Société / Culture

Soudain, 70 millions de lecteurs...

Temps de lecture : 3 min

[BLOG You Will Never Hate Alone] Depuis l'annonce du reconfinement, la France crève d'envie de lire des livres, d'en acheter, de les échanger, de les palper, de les sentir. Quel changement!
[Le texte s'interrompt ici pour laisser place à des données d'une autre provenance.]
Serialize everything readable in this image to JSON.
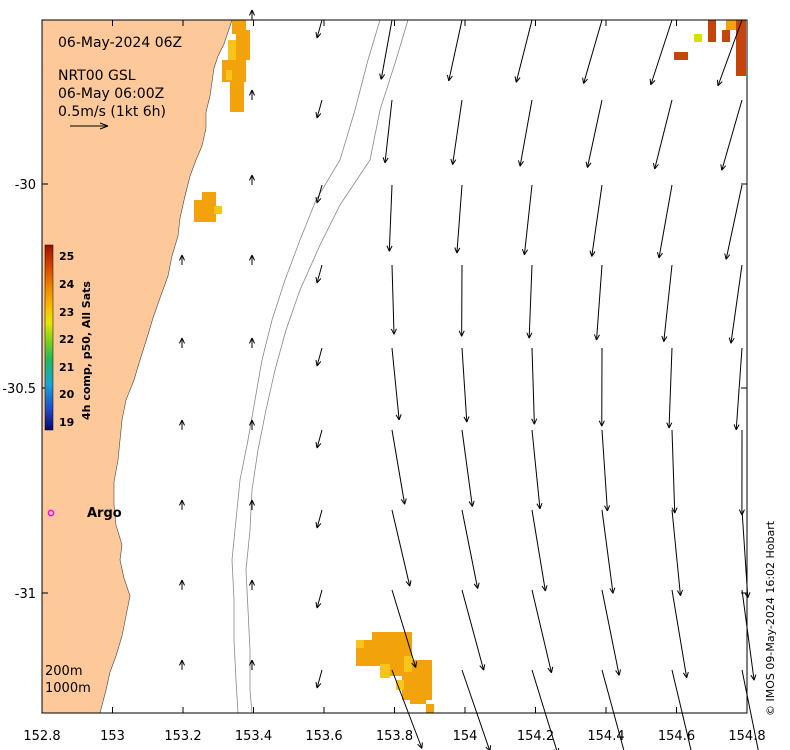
{
  "header": {
    "date": "06-May-2024 06Z",
    "product": "NRT00 GSL",
    "valid": "06-May 06:00Z",
    "scale_label": "0.5m/s (1kt 6h)"
  },
  "colorbar": {
    "label": "4h comp, p50, All Sats",
    "ticks": [
      "25",
      "24",
      "23",
      "22",
      "21",
      "20",
      "19"
    ],
    "min": 19,
    "max": 25.5,
    "colors": [
      "#08086e",
      "#1f4fd0",
      "#17a6d8",
      "#1fb860",
      "#7ad21c",
      "#e6e600",
      "#f5c000",
      "#f08c00",
      "#d84800",
      "#a01000"
    ]
  },
  "axes": {
    "xticks": [
      "152.8",
      "153",
      "153.2",
      "153.4",
      "153.6",
      "153.8",
      "154",
      "154.2",
      "154.4",
      "154.6",
      "154.8"
    ],
    "yticks": [
      "-30",
      "-30.5",
      "-31"
    ],
    "xlim": [
      152.8,
      154.8
    ],
    "ylim": [
      -31.3,
      -29.6
    ]
  },
  "labels": {
    "argo": "Argo",
    "contour_200": "200m",
    "contour_1000": "1000m"
  },
  "credit": "© IMOS 09-May-2024 16:02 Hobart",
  "colors": {
    "land": "#fdc99a",
    "argo": "#ff00ff",
    "sst_orange": "#f2a20a",
    "sst_light": "#f7c51a",
    "sst_red": "#c4440c"
  }
}
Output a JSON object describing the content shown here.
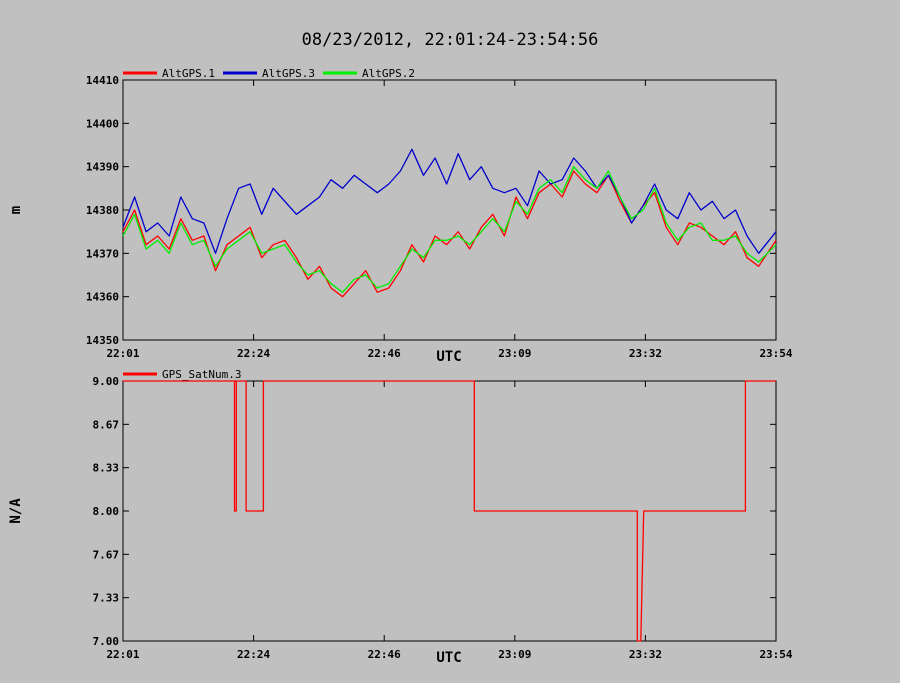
{
  "title": "08/23/2012, 22:01:24-23:54:56",
  "x_axis_label": "UTC",
  "chart_data": [
    {
      "type": "line",
      "ylabel": "m",
      "xlabel": "UTC",
      "ylim": [
        14350,
        14410
      ],
      "y_ticks": [
        "14350",
        "14360",
        "14370",
        "14380",
        "14390",
        "14400",
        "14410"
      ],
      "x_tick_labels": [
        "22:01",
        "22:24",
        "22:46",
        "23:09",
        "23:32",
        "23:54"
      ],
      "xlim_minutes": [
        0,
        113
      ],
      "legend_placement": "top-left",
      "series": [
        {
          "name": "AltGPS.1",
          "color": "#ff0000",
          "x_minutes": [
            0,
            2,
            4,
            6,
            8,
            10,
            12,
            14,
            16,
            18,
            20,
            22,
            24,
            26,
            28,
            30,
            32,
            34,
            36,
            38,
            40,
            42,
            44,
            46,
            48,
            50,
            52,
            54,
            56,
            58,
            60,
            62,
            64,
            66,
            68,
            70,
            72,
            74,
            76,
            78,
            80,
            82,
            84,
            86,
            88,
            90,
            92,
            94,
            96,
            98,
            100,
            102,
            104,
            106,
            108,
            110,
            113
          ],
          "values": [
            14375,
            14380,
            14372,
            14374,
            14371,
            14378,
            14373,
            14374,
            14366,
            14372,
            14374,
            14376,
            14369,
            14372,
            14373,
            14369,
            14364,
            14367,
            14362,
            14360,
            14363,
            14366,
            14361,
            14362,
            14366,
            14372,
            14368,
            14374,
            14372,
            14375,
            14371,
            14376,
            14379,
            14374,
            14383,
            14378,
            14384,
            14386,
            14383,
            14389,
            14386,
            14384,
            14388,
            14382,
            14377,
            14381,
            14384,
            14376,
            14372,
            14377,
            14376,
            14374,
            14372,
            14375,
            14369,
            14367,
            14373
          ]
        },
        {
          "name": "AltGPS.3",
          "color": "#0000cc",
          "x_minutes": [
            0,
            2,
            4,
            6,
            8,
            10,
            12,
            14,
            16,
            18,
            20,
            22,
            24,
            26,
            28,
            30,
            32,
            34,
            36,
            38,
            40,
            42,
            44,
            46,
            48,
            50,
            52,
            54,
            56,
            58,
            60,
            62,
            64,
            66,
            68,
            70,
            72,
            74,
            76,
            78,
            80,
            82,
            84,
            86,
            88,
            90,
            92,
            94,
            96,
            98,
            100,
            102,
            104,
            106,
            108,
            110,
            113
          ],
          "values": [
            14376,
            14383,
            14375,
            14377,
            14374,
            14383,
            14378,
            14377,
            14370,
            14378,
            14385,
            14386,
            14379,
            14385,
            14382,
            14379,
            14381,
            14383,
            14387,
            14385,
            14388,
            14386,
            14384,
            14386,
            14389,
            14394,
            14388,
            14392,
            14386,
            14393,
            14387,
            14390,
            14385,
            14384,
            14385,
            14381,
            14389,
            14386,
            14387,
            14392,
            14389,
            14385,
            14388,
            14383,
            14377,
            14381,
            14386,
            14380,
            14378,
            14384,
            14380,
            14382,
            14378,
            14380,
            14374,
            14370,
            14375
          ]
        },
        {
          "name": "AltGPS.2",
          "color": "#00ee00",
          "x_minutes": [
            0,
            2,
            4,
            6,
            8,
            10,
            12,
            14,
            16,
            18,
            20,
            22,
            24,
            26,
            28,
            30,
            32,
            34,
            36,
            38,
            40,
            42,
            44,
            46,
            48,
            50,
            52,
            54,
            56,
            58,
            60,
            62,
            64,
            66,
            68,
            70,
            72,
            74,
            76,
            78,
            80,
            82,
            84,
            86,
            88,
            90,
            92,
            94,
            96,
            98,
            100,
            102,
            104,
            106,
            108,
            110,
            113
          ],
          "values": [
            14374,
            14379,
            14371,
            14373,
            14370,
            14377,
            14372,
            14373,
            14367,
            14371,
            14373,
            14375,
            14370,
            14371,
            14372,
            14368,
            14365,
            14366,
            14363,
            14361,
            14364,
            14365,
            14362,
            14363,
            14367,
            14371,
            14369,
            14373,
            14373,
            14374,
            14372,
            14375,
            14378,
            14375,
            14382,
            14379,
            14385,
            14387,
            14384,
            14390,
            14387,
            14385,
            14389,
            14383,
            14378,
            14380,
            14385,
            14377,
            14373,
            14376,
            14377,
            14373,
            14373,
            14374,
            14370,
            14368,
            14372
          ]
        }
      ]
    },
    {
      "type": "line",
      "ylabel": "N/A",
      "xlabel": "UTC",
      "ylim": [
        7.0,
        9.0
      ],
      "y_ticks": [
        "7.00",
        "7.33",
        "7.67",
        "8.00",
        "8.33",
        "8.67",
        "9.00"
      ],
      "x_tick_labels": [
        "22:01",
        "22:24",
        "22:46",
        "23:09",
        "23:32",
        "23:54"
      ],
      "xlim_minutes": [
        0,
        113
      ],
      "legend_placement": "top-left",
      "series": [
        {
          "name": "GPS_SatNum.3",
          "color": "#ff0000",
          "x_minutes": [
            0,
            19.3,
            19.3,
            19.6,
            19.6,
            21.3,
            21.3,
            21.5,
            21.5,
            24.3,
            24.3,
            60.8,
            60.8,
            89.0,
            89.0,
            89.6,
            89.6,
            90.1,
            90.1,
            107.7,
            107.7,
            113
          ],
          "values": [
            9,
            9,
            8,
            8,
            9,
            9,
            8,
            8,
            8,
            8,
            9,
            9,
            8,
            8,
            7,
            7,
            7,
            8,
            8,
            8,
            9,
            9
          ]
        }
      ]
    }
  ]
}
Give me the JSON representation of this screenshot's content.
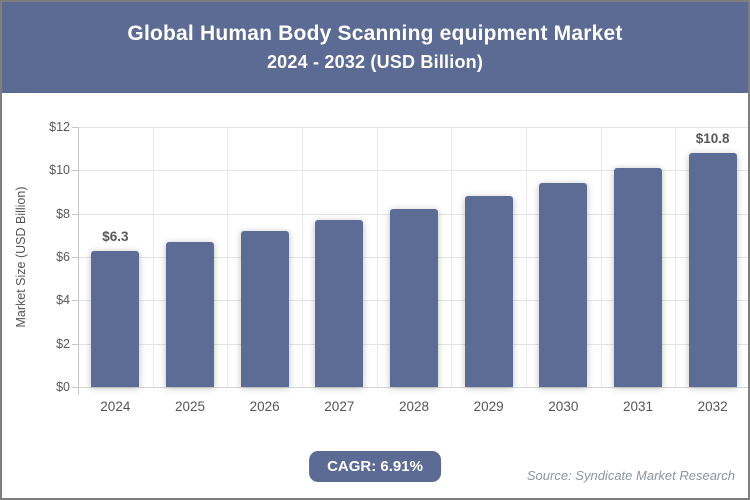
{
  "header": {
    "title_line1": "Global Human Body Scanning equipment Market",
    "title_line2": "2024 - 2032 (USD Billion)"
  },
  "chart_data": {
    "type": "bar",
    "title": "Global Human Body Scanning equipment Market",
    "subtitle": "2024 - 2032 (USD Billion)",
    "categories": [
      "2024",
      "2025",
      "2026",
      "2027",
      "2028",
      "2029",
      "2030",
      "2031",
      "2032"
    ],
    "values": [
      6.3,
      6.7,
      7.2,
      7.7,
      8.2,
      8.8,
      9.4,
      10.1,
      10.8
    ],
    "bar_value_labels": [
      "$6.3",
      null,
      null,
      null,
      null,
      null,
      null,
      null,
      "$10.8"
    ],
    "xlabel": "",
    "ylabel": "Market Size (USD Billion)",
    "ylim": [
      0,
      12
    ],
    "ytick_step": 2,
    "ytick_prefix": "$",
    "ytick_labels": [
      "$0",
      "$2",
      "$4",
      "$6",
      "$8",
      "$10",
      "$12"
    ],
    "grid": true,
    "legend": "none",
    "bar_color": "#5d6c94"
  },
  "footer": {
    "cagr_badge": "CAGR: 6.91%",
    "source": "Source: Syndicate Market Research"
  },
  "colors": {
    "header_bg": "#5c6b94",
    "bar": "#5d6c94",
    "badge_bg": "#5c6b94",
    "grid_line": "#e4e4e4",
    "axis_line": "#c6c6c6",
    "tick_text": "#595959",
    "source_text": "#8d95a0",
    "title_text": "#ffffff"
  }
}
Le peuple veut du pain et des livres! | Kenny Luo via Unsplash
Le peuple veut du pain et des livres! | Kenny Luo via Unsplash

Sans les libraires, à l'heure d'aujourd'hui, j'aurais vendu si peu de livres que j'aurais renoncé depuis belle lurette à en écrire. Sans eux, sans leur inlassable curiosité, sans leur indépendance d'esprit, sans leur fidélité, je n'existerais pas. Il faut le marteler sans répit: les libraires pour des écrivains comme moi qui ne sont pas dans les petits papiers des jurys littéraires et autres salles de rédaction, sont comme des parents nourriciers qui veillent sur les destinées de nos romans.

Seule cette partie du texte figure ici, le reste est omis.